Como o antitempo inverte a ordem dos acontecimentos, a anomalia temporal projetou-se para o passado, tornando-se gigantesca e incontrolável, chegando à linha de tempo dos primórdios da Terra, com gravíssima ameaça à formação da vida, sendo estancada antes que destruísse a humanidade em seu berço.
O Brasil, como que confirmando a ironia do escritor inglês Oscar Wild — para quem a vida imita arte, muito mais do que é por ela imitada —, acha-se diante de colossal distorção social e econômica, que destrói o presente e o futuro e o arremessa ao passado, que todos pensavam morto, dele restando tão somente as tristes marcas.
Essa incomensurável distorção teve início com Temer, a partir da Emenda Constitucional (EC) 95, que congela os investimentos sociais por 20 anos); da Lei N. 13.429/2017, que rompe todas as barreiras legais que controlavam a terceirização; e a Lei N. 13.467/2017, que reescreve a CLT, transformando-a em consolidação das leis do capital, estrangula as entidades sindicais e amordaça a Justiça do Trabalho.
Agora, é levada ao extremo, por Bolsonaro, com a extinção do MTE; com a Lei 13.874/2019, da liberdade econômica; a EC 103, que destrói a Previdência Social; a MP 905; que cria o contrato verde amarelo, em que o trabalhador tem emprego, mas não tem direitos, e taxa os desempregados para desonerar as empresas; e com as PECs 186,187 e 188, que devassam o Estado de Bem-Estar Social.

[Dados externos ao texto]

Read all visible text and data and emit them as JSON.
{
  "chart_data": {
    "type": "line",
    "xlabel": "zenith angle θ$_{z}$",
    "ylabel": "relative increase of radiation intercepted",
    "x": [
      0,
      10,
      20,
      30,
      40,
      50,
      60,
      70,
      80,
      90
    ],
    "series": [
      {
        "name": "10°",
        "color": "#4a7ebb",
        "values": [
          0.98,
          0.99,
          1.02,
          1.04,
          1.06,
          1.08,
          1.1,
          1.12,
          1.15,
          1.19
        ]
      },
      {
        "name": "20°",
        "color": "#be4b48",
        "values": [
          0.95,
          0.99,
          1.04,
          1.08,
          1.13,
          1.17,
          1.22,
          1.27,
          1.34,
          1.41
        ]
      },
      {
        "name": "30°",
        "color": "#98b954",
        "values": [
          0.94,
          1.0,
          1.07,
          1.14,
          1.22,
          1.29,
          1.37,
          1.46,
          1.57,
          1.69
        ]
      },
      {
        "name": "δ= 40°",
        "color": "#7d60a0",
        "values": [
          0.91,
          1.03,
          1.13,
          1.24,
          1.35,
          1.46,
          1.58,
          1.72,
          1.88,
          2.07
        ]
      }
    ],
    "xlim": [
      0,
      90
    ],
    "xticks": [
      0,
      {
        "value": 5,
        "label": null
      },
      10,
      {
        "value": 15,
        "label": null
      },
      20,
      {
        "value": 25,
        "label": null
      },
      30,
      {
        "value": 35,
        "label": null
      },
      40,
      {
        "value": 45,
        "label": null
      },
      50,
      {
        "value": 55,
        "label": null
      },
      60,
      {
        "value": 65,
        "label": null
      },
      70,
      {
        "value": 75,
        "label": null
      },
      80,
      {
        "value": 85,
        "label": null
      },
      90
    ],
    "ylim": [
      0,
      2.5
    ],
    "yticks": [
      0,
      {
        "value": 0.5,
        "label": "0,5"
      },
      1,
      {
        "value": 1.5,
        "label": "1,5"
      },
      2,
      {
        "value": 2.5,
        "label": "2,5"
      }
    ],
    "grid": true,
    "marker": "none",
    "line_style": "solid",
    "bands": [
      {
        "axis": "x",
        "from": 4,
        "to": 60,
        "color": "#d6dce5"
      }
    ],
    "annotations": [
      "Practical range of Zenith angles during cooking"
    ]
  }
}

Não foi por mera coincidência que Michel Temer, em evento do nazifascista “Movimento Brasil Livre”, realizado ao dia 16 de novembro corrente, teceu loas ao governo Bolsonaro; ambos têm objetivos comuns: a destruição do Estado Social, implantado pela CF de 1988.
Como a análise de todas as distorções socioeconômicas provocadas pelos dois governos demanda arrazoado de porte, atém-se, nesse brevíssimo opúsculo, a comentários superficiais das medidas letais insertas nas PECs 186 e 187, recém-chegadas ao Senado Federal.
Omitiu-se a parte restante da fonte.